İster Pollyannacılık diye okuyun ister Hudeybiye diye...

Öncelikle tespit edelim; Trump'ın ortaya koyduğu metin henüz bir taslak, üzerinde müzakereler yapılacak/devam ediyor...

Açıklandığı andan itibaren Trump'ın metni, haklı olarak kahir ekseriyetle Filistinliler/Hamaslılar adına olumsuz/tuzaklarla dolu bir metin olarak yorumlandı. Buna karşılık, her ne kadar TBMM'nin açılış oturumunda yaptığı konuşmada gündem etmediyse de R. Tayyip Erdoğan'ın Cumhurbaşkanı olduğu Türkiye Cumhuriyeti çabayı olumlu karşıladığını açıkladı...

Trump'ın, yapılan ortak basın toplantısında söylemesine, onun da itiraz etmeden kabul ettiğini beyan etmesine rağmen Netanyahu'nun hemen ülkesine dönüşte aksine beyanatlar içeren bir video yayınlamasına ne demeli;

Yangından mal kaçırma mı

İçeriyi tahkim etme mi

Veya elinden düşenin arkasından bakakalma mı

Aklım mı karıştı Hayır.

Olur/olmuştur da böyle şeyler deyip şimdi geçip gidelim;

Bu arada, mesela Bosna savaşında olduğu gibi ne zaman zor duruma düşmüşler o zaman barıştan söz etmiştir ABD ve peykleri. İsrail bugün Gazze savaşı nedeniyle II. Dünya Savaşı sonrası elde ettiği sosyolojik ve ahlaki üstünlüğü tamamen kaybetmiş durumdadır, bu böyle biline...

1a

İslam literatüründe, Hz. Muhammed'in hayatta kaldığı döneme dair üzerinde en fazla konuşulan konulardan bir tanesi de Hudeybiye barışıdır.

1b

Trump'ın önerisi olarak tartışmaya açılan antlaşma metni son kertede neden bir Hudeybiye olmasın.

2a

Sonradan anlaşılmıştır ki, Hudeybiye'nin birinci önceliği Hayber Yahudileri ile Kureyşli müşrikler arasındaki ittifakı parçalamaktı. Daha doğrusu Hayber Yahudileri üzerindeki Kureyş korumasını etkisizleştirmekti.

2b

Şu anda Türkiye'nin ve kimi Arap ülkelerinin de destek açıklamasında bulunduğu metnin amacı acaba İsrail ile ABD ittifakına, ABD'nin İsrail üzerindeki koruma kalkanının kaldırılmasına matuf bir stratejiye mi isnat etmekte

(ARA NOT: O Hayber Yahudileri ki; Hz. Muhammed'in hicretten sonra, devlete giden yolun kapısını açmak üzere Medine'deki tüm etnik ve dini unsurlarla imzaladığı Medine Vesikası'na (Anayasaya) taraf olasına rağmen, Hz. Muhammed'e suikast teşebbüsünde bulunmak dahil her türlü fitne ve fesatla antlaşmaya ihanet ettikleri için Medine'den sürülen Beni Nadir Yahudileriydi.

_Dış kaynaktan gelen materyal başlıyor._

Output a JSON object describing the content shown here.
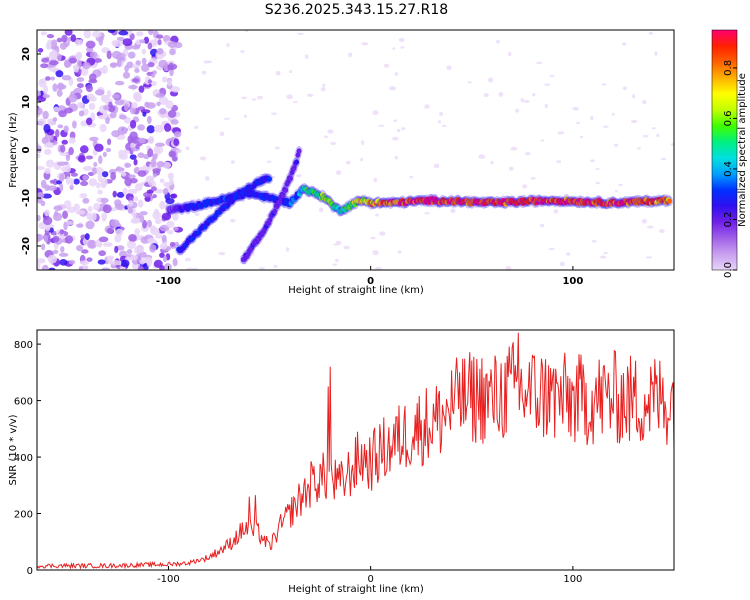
{
  "title": "S236.2025.343.15.27.R18",
  "colors": {
    "snr_line": "#e82020",
    "colormap": [
      "#e8d4f8",
      "#c8a0f0",
      "#a060e8",
      "#7020e8",
      "#3010f0",
      "#0030ff",
      "#00a0ff",
      "#00e0e0",
      "#00f080",
      "#40ff00",
      "#c0ff00",
      "#ffff00",
      "#ffb000",
      "#ff6000",
      "#ff2000",
      "#ff0070"
    ]
  },
  "chart_data": [
    {
      "type": "heatmap",
      "title": "S236.2025.343.15.27.R18",
      "xlabel": "Height of straight line (km)",
      "ylabel": "Frequency (Hz)",
      "xlim": [
        -165,
        150
      ],
      "ylim": [
        -25,
        25
      ],
      "xticks": [
        -100,
        0,
        100
      ],
      "yticks": [
        20,
        10,
        0,
        -10,
        -20
      ],
      "colorbar": {
        "label": "Normalized spectral amplitude",
        "range": [
          0.0,
          0.95
        ],
        "ticks": [
          0.0,
          0.2,
          0.4,
          0.6,
          0.8
        ]
      },
      "features": [
        {
          "name": "noise",
          "x_range": [
            -165,
            -95
          ],
          "y_range": [
            -25,
            25
          ],
          "amplitude": 0.15
        },
        {
          "name": "main-signal",
          "x": [
            -100,
            -90,
            -80,
            -70,
            -60,
            -50,
            -40,
            -33,
            -28,
            -22,
            -18,
            -15,
            -12,
            -8,
            -3,
            0,
            10,
            30,
            60,
            90,
            120,
            148
          ],
          "y": [
            -12.5,
            -12,
            -11,
            -10,
            -9,
            -10,
            -11,
            -8,
            -9,
            -10,
            -12,
            -12.5,
            -12,
            -11,
            -10.5,
            -11,
            -11,
            -10.5,
            -11,
            -10.5,
            -11,
            -10.5
          ],
          "amplitude": [
            0.15,
            0.25,
            0.3,
            0.32,
            0.3,
            0.28,
            0.3,
            0.45,
            0.55,
            0.6,
            0.5,
            0.45,
            0.5,
            0.6,
            0.7,
            0.75,
            0.85,
            0.9,
            0.92,
            0.9,
            0.9,
            0.8
          ]
        },
        {
          "name": "rising-arc-1",
          "x": [
            -95,
            -90,
            -85,
            -80,
            -75,
            -70,
            -65,
            -60,
            -55,
            -50
          ],
          "y": [
            -21,
            -19,
            -17,
            -15,
            -13,
            -11,
            -9,
            -8,
            -6.5,
            -6
          ],
          "amplitude": 0.28
        },
        {
          "name": "rising-arc-2",
          "x": [
            -63,
            -58,
            -53,
            -48,
            -43,
            -38,
            -35
          ],
          "y": [
            -23,
            -20,
            -17,
            -13,
            -9,
            -4,
            0
          ],
          "amplitude": 0.2
        }
      ]
    },
    {
      "type": "line",
      "xlabel": "Height of straight line (km)",
      "ylabel": "SNR (10 * v/v)",
      "xlim": [
        -165,
        150
      ],
      "ylim": [
        0,
        850
      ],
      "xticks": [
        -100,
        0,
        100
      ],
      "yticks": [
        0,
        200,
        400,
        600,
        800
      ],
      "envelope": {
        "x": [
          -165,
          -130,
          -100,
          -90,
          -80,
          -70,
          -62,
          -55,
          -50,
          -45,
          -38,
          -32,
          -28,
          -22,
          -15,
          -10,
          -5,
          0,
          5,
          10,
          15,
          20,
          25,
          30,
          35,
          40,
          45,
          50,
          55,
          60,
          65,
          70,
          75,
          80,
          85,
          90,
          95,
          100,
          110,
          120,
          130,
          140,
          150
        ],
        "y": [
          15,
          15,
          20,
          25,
          45,
          90,
          150,
          130,
          80,
          150,
          220,
          280,
          320,
          330,
          300,
          350,
          400,
          380,
          420,
          440,
          470,
          490,
          510,
          520,
          540,
          580,
          600,
          610,
          615,
          600,
          620,
          640,
          630,
          625,
          620,
          610,
          605,
          600,
          605,
          610,
          600,
          605,
          600
        ]
      },
      "spikes": [
        {
          "x": -20,
          "y": 720
        },
        {
          "x": -21,
          "y": 650
        },
        {
          "x": 73,
          "y": 840
        },
        {
          "x": 88,
          "y": 725
        },
        {
          "x": 44,
          "y": 700
        },
        {
          "x": -60,
          "y": 260
        },
        {
          "x": -57,
          "y": 265
        }
      ]
    }
  ]
}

İsrail'in Suriye'de, İran'da, Katar'da, Lübnan'da düzenlediği suikastlara bakıldığında anlaşılan o ki bu bir Yahudi geleneğidir ve devam etme ihtimali hiçbir zaman göz ardı edilmemelidir.

Tarihi kayıtlara göre Hendek savaşını tetikleyenler, kışkırtanlar, çıkmasına sebep olanlar bu Hayber Yahudileri olduğu gibi; Hendek savaşında müşriklerin safında savaşa iştirak eden savaşçıların parasını veren de onlardır.